The implications start to become staggering, because, between the damage that simply glucose and insulin do from high-carb diets, the addition of fructose damage is starting to be linked to the shocking increase of obesity and diabetes in the last three decades. In damaging the liver, this speeds up the process of insulin resistance and metabolic syndrome.

Metabolic syndrome is the conglomeration of severe health impacts from insulin resistance: high cholesterol, heart disease, diabetes, and a higher incidence of cancer. About 75 million Americans have metabolic syndrome — that’s 1 in 4 people.

What is the very first symptom? – an expanding waistline. Why is that? The one big fact that people often don’t know is:

Fructose turns into fat faster than any other sugar!

Fruit juice, next to soda, is one of the biggest offenders of high fructose intake (and that’s the 100% juice drinks — the ones that are 10% juice, for example, are sweetened with sucrose or HFCS). Juice has been directly correlated to increasing BMI scores in children and low-income children ingest the most, as government programs cover the cost of processed, inexpensive food.

Many people argue that HFCS is much more damaging than regular sugar but that’s only slightly true in the sense that it has more fructose than glucose. But, since the average American is eating 140 pounds of sugar a year (and remember, sugar is a 50-50 mix of fructose and glucose), does it really matter?

It’s simply an overload.

It’s not the bit of sugar in the holiday cookies you (or your patient) ate, it’s that there is also fructose in the bread they had that morning (try finding a supermarket bread that doesn’t have HFCS in it’s ingredients), in the the crackers/snack food they had that afternoon, in the soda they drink, in the spaghetti sauce out of a jar they used for dinner.

Children have it even worse. It starts with the drinking formula: over 40% of formula is corn syrup solids, and over 10% is sugar (and a high sugar intake as an infant is linked to increase sugar cravings as an adult).

As they get older, they are presented more and more with processed foods — fruit roll-ups, juice, candy, popsicles, lemonade, crackers, cereals…it just goes on and on. Then they go to school and with sodas in most schools, they add to the fructose load. This would be why nearly 1 in 5 children is obese (note I’m saying “obese” — the statistic for being overweight is approximately twice that).

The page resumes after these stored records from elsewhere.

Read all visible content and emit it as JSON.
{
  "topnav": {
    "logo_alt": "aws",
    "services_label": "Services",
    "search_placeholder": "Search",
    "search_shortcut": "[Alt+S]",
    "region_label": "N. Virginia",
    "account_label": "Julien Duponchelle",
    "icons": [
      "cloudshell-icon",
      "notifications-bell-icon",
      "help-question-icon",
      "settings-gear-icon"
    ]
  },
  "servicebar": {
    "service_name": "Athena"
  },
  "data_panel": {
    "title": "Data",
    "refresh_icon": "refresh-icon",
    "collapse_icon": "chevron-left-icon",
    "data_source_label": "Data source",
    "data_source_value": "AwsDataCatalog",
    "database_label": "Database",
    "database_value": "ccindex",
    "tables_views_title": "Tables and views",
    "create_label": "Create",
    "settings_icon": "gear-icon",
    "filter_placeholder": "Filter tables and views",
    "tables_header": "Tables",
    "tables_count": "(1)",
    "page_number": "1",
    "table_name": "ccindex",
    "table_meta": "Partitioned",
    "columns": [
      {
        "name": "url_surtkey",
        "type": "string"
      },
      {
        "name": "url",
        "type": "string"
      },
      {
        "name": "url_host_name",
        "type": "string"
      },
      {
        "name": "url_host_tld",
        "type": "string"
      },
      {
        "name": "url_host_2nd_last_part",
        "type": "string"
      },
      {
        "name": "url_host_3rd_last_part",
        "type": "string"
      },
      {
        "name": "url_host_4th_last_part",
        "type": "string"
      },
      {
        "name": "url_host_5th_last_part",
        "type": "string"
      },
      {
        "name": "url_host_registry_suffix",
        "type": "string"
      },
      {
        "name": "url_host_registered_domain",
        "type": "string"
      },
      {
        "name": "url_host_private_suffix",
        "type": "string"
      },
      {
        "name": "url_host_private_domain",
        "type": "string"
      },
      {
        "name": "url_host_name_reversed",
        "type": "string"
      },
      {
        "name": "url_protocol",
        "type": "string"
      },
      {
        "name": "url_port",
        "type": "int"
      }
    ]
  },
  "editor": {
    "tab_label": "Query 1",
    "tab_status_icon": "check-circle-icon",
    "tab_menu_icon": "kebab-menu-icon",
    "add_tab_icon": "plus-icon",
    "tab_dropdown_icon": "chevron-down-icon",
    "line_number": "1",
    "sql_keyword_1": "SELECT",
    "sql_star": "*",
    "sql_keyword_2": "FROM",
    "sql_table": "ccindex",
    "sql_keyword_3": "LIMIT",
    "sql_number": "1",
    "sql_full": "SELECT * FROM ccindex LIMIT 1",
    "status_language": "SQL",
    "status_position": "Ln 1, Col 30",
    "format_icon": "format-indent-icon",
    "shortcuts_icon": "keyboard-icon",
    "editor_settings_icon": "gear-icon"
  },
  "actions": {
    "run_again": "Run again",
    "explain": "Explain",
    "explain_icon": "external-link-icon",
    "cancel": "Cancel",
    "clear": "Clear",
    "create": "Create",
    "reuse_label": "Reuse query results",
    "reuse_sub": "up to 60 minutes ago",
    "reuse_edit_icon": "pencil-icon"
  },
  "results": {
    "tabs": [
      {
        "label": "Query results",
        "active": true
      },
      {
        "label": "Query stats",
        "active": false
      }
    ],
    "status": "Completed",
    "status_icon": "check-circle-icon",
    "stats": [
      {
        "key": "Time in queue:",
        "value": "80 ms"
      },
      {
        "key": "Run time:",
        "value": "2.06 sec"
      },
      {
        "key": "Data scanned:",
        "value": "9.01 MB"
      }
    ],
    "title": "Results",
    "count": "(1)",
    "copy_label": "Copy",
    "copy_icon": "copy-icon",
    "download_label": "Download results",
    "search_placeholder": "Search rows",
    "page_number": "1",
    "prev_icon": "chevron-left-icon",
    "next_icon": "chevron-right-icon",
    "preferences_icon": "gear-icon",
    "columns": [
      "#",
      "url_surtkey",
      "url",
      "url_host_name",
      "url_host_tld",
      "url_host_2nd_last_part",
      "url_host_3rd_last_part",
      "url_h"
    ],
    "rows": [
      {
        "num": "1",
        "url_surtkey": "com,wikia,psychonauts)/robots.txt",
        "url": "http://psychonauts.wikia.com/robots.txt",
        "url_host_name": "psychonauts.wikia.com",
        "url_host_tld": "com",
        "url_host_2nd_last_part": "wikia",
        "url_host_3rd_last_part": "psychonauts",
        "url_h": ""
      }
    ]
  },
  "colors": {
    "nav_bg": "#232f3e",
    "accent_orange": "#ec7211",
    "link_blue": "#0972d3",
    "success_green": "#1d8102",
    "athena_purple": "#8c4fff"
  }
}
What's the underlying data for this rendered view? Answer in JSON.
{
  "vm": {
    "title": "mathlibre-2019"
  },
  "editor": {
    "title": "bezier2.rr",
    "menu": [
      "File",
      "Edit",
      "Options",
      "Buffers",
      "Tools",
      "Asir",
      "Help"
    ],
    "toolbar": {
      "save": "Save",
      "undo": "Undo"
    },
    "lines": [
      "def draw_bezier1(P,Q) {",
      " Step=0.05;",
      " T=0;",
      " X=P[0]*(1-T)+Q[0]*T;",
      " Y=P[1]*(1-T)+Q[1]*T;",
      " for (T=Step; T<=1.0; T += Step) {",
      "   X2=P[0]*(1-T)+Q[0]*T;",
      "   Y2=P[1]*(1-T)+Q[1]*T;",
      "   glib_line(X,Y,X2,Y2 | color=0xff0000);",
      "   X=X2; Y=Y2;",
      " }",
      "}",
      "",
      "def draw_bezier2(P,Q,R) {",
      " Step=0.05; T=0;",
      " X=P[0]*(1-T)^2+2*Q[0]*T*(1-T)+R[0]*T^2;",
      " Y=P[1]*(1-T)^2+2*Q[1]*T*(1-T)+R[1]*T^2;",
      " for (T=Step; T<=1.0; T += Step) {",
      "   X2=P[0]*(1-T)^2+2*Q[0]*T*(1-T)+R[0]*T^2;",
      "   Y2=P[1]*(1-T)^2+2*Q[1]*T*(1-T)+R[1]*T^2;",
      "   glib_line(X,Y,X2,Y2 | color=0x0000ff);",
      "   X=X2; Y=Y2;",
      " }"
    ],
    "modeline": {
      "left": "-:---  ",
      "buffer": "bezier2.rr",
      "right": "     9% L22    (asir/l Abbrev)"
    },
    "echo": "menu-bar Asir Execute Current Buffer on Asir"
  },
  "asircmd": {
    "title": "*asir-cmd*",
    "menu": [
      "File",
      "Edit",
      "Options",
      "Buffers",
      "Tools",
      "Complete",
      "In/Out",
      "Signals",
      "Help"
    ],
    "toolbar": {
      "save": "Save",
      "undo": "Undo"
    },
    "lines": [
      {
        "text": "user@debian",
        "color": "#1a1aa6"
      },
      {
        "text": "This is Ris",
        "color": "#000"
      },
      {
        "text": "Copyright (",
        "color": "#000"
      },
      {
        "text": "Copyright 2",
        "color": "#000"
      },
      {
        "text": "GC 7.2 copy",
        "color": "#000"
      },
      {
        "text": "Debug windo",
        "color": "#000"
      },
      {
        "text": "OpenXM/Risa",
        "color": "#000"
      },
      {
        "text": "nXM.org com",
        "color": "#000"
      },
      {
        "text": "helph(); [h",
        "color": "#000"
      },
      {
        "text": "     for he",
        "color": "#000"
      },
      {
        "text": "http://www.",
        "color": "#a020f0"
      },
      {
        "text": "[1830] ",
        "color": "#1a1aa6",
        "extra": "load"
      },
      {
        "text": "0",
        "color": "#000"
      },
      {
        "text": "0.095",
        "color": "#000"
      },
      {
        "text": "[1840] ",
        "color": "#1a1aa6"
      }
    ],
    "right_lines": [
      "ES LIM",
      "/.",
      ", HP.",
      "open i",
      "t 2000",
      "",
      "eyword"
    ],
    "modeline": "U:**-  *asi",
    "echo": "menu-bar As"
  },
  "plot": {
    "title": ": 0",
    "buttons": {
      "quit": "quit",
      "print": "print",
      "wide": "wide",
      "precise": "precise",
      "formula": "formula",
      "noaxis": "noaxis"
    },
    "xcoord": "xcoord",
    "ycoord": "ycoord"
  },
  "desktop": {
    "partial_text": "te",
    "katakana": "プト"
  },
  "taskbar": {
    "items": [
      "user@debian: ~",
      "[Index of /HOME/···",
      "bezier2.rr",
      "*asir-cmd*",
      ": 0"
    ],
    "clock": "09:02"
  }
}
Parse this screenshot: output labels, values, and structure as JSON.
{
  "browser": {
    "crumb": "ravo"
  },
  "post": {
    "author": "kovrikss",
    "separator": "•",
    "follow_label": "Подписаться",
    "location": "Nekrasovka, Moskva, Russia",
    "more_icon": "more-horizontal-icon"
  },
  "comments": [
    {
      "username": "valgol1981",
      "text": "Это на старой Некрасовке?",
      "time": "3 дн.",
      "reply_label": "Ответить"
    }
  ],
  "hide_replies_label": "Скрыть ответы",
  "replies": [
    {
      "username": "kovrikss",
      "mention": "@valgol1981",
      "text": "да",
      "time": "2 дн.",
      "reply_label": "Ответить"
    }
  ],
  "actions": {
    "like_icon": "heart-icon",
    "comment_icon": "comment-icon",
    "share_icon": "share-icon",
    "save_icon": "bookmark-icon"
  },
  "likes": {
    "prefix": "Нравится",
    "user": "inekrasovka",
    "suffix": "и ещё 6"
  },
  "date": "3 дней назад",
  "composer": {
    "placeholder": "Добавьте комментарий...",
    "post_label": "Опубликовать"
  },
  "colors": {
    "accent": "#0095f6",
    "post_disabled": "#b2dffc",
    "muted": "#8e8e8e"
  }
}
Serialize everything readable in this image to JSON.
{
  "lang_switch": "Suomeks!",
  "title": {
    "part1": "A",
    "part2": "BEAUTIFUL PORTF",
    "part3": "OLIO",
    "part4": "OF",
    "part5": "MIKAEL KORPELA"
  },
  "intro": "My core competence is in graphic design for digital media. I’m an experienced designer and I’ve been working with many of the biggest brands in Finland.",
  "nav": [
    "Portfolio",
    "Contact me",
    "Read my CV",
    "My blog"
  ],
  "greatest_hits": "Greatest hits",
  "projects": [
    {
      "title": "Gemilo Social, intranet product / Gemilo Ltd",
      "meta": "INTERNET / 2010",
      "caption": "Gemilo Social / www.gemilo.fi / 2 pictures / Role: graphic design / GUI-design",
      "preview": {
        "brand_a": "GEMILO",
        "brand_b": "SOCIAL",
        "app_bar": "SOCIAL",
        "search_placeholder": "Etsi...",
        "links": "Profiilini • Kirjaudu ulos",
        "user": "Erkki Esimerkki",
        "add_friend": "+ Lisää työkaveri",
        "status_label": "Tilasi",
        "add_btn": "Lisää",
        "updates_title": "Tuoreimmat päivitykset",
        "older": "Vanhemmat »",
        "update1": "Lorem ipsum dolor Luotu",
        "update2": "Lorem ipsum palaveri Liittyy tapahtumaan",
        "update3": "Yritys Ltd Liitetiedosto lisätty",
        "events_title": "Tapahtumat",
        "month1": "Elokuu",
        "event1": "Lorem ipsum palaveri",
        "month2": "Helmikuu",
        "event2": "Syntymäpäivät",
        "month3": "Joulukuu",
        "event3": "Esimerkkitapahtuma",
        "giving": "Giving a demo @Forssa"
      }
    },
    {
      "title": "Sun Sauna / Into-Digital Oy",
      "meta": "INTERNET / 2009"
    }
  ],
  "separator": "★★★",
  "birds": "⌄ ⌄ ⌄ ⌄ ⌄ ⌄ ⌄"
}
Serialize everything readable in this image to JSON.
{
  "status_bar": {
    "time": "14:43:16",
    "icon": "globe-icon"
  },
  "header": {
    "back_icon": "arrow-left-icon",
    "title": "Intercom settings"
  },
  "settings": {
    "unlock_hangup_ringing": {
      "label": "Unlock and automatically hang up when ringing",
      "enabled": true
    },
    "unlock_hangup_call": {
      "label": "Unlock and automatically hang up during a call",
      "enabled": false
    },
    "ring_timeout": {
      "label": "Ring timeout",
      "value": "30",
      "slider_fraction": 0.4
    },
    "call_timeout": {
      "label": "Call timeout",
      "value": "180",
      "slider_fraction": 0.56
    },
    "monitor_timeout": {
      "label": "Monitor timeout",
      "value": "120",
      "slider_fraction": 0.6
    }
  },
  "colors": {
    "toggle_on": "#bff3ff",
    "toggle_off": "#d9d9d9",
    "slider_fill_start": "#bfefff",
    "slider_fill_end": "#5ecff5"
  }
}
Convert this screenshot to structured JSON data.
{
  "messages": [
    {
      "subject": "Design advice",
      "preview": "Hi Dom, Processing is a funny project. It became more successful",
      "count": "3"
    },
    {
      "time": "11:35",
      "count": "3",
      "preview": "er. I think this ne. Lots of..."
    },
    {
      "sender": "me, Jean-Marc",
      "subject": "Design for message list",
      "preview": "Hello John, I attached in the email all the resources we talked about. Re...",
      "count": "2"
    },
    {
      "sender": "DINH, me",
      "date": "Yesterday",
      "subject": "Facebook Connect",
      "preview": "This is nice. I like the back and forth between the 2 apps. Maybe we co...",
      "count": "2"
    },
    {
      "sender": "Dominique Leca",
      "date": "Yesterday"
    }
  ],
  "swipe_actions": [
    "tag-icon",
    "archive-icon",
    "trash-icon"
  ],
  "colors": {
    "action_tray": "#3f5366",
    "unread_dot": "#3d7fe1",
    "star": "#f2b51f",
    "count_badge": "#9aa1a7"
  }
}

Diabetics used to be advised to use fructose as a sweetener because it didn’t trigger insulin, but you can see that the evidence is now showing that it accelerates all the health problems of diabetes, and has now stopped being recommended. And for those of us who aren’t as sick, it’s basically impossible, without a lot of intention, to grow up (and be an adult) and NOT have a high fructose intake.

So what do you do?

1) Read the labels. Most processed foods have sugar or HFCS added. Remember that sucrose is half fructose.

2) Make as much of your own food as you can.

3) Avoid all fruit juice and soda — THIS IS KEY. Avoid crystalline fructose, which is now being added to sodas and juices — this is an even more concentrated form of fructose.

And remember not to fall for the marketing. Sugar and high fructose corn syrup are basically the same thing — and the fructose in both will, or already has, damage you faster than you think.